IMPULSE: A 65-nm Digital Compute-in-Memory Macro With Fused Weights and Membrane Potential for Spike-Based Sequential Learning Tasks

2021 
The inherent dynamics of the neuron membrane potential in spiking neural networks (SNNs) allows the processing of sequential learning tasks, avoiding the complexity of recurrent neural networks. The highly sparse spike-based computations in such spatiotemporal data can be leveraged for energy efficiency. However, the membrane potential incurs additional memory access bottlenecks in current SNN hardware.
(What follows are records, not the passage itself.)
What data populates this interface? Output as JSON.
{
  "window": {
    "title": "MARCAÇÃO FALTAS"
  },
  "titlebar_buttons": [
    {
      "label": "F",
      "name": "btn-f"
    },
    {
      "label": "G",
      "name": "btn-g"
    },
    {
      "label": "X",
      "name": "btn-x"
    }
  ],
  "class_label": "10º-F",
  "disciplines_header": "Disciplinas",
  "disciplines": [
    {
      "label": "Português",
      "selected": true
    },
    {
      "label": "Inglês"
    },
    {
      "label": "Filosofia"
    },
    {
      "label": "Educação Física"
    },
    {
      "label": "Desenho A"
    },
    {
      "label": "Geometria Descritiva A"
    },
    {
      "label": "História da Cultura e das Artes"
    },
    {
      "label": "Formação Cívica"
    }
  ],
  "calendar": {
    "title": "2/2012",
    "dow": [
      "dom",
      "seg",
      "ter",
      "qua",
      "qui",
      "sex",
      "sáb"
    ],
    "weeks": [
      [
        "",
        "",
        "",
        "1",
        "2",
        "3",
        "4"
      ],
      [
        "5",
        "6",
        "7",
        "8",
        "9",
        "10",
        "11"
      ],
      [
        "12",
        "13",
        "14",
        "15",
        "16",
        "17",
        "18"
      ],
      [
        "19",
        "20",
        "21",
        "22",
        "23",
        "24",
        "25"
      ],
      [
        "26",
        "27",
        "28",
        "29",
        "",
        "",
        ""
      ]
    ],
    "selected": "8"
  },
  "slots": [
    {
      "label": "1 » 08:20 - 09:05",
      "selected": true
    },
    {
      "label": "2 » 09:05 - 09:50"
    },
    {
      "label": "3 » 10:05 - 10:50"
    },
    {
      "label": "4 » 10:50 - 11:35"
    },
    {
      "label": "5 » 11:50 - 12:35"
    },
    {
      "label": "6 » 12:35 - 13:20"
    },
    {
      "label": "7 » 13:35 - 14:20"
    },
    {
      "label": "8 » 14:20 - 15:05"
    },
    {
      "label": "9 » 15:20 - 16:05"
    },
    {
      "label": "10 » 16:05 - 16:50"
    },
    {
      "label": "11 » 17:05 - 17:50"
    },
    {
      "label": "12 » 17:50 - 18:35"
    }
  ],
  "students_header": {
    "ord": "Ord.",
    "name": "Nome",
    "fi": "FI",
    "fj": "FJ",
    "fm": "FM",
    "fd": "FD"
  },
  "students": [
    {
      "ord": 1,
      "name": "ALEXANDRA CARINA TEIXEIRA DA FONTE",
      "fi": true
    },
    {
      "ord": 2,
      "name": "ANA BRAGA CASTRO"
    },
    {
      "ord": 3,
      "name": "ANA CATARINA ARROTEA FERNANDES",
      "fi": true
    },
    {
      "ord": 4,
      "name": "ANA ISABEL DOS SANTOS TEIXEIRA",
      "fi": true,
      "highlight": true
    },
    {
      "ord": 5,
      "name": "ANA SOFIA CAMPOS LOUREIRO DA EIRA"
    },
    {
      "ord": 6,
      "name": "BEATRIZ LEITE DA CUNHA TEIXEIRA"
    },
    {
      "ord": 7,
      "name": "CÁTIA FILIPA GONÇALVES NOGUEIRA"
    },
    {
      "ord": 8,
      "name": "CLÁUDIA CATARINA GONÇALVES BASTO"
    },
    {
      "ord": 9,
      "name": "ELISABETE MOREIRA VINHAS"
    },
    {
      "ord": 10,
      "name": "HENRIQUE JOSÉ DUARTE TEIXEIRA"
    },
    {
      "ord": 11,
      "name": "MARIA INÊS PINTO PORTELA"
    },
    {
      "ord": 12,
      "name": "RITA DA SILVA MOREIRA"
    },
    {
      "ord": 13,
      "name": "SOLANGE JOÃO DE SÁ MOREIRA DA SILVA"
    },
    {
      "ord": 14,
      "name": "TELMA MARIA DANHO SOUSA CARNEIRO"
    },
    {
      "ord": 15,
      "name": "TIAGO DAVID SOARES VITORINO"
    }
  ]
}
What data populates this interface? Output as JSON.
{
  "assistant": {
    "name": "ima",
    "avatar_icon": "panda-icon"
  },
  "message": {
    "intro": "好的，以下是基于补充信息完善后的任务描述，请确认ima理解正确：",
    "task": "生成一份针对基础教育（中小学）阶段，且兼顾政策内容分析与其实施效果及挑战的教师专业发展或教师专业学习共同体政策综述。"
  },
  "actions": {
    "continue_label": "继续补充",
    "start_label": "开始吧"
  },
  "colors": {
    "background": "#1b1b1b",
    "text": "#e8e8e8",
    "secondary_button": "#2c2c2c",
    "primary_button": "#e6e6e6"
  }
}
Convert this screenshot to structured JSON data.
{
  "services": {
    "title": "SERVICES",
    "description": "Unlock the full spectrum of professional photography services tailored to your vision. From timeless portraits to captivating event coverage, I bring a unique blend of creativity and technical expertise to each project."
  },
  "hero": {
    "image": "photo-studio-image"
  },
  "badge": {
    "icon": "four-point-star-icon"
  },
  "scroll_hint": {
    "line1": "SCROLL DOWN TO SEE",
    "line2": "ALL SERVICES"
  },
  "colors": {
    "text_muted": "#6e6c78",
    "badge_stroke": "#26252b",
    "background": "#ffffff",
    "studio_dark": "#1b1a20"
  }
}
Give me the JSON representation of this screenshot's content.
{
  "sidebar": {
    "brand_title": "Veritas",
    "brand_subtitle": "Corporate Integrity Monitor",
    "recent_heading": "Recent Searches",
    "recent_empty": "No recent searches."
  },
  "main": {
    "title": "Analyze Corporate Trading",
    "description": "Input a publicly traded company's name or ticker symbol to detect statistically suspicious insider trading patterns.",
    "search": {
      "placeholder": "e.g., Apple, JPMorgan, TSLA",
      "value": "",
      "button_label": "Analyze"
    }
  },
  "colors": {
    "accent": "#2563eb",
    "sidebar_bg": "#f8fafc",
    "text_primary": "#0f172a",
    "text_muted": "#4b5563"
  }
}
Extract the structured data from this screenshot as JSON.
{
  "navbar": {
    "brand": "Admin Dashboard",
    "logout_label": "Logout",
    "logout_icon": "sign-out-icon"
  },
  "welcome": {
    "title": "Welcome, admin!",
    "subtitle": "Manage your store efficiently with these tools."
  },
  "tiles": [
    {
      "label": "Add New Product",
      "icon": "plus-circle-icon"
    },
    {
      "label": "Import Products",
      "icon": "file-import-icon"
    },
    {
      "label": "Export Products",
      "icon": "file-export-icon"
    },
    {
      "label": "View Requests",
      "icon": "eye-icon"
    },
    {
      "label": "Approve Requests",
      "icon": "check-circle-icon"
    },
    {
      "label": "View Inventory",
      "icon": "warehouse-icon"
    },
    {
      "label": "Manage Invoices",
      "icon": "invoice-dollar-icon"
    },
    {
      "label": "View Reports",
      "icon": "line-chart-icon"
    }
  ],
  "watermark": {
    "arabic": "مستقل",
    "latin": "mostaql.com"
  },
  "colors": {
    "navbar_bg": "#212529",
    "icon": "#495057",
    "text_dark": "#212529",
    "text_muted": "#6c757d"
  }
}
To that effect, we propose a 10T-SRAM compute-in-memory (CIM) macro, specifically designed for state-of-the-art SNN inference. It consists of a fused weight ( $W_{\mathrm{ MEM}}$ ) and membrane potential ( $V_{\mathrm{ MEM}}$ ) memory and inherently exploits sparsity in input spikes leading to ~97.4% reduction in energy-delay product (EDP) at 85% sparsity (typical of SNNs considered in this work) compared to the case of no sparsity. We propose staggered data mapping and reconfigurable peripherals for handling different bit precision requirements of $W_{\mathrm{ MEM}}$ and $V_{\mathrm{ MEM}}$ , while supporting multiple neuron functionalities. The proposed macro was fabricated in 65-nm CMOS technology, achieving energy efficiency of 0.99 TOPS/W at 0.85-V supply and 200-MHz frequency for signed 11-bit operations. We evaluate the SNN for sentiment classification from the IMDB dataset of movie reviews and achieve within ~1% accuracy difference and $\sim 5\times $ higher energy efficiency compared to a corresponding long short-term memory network.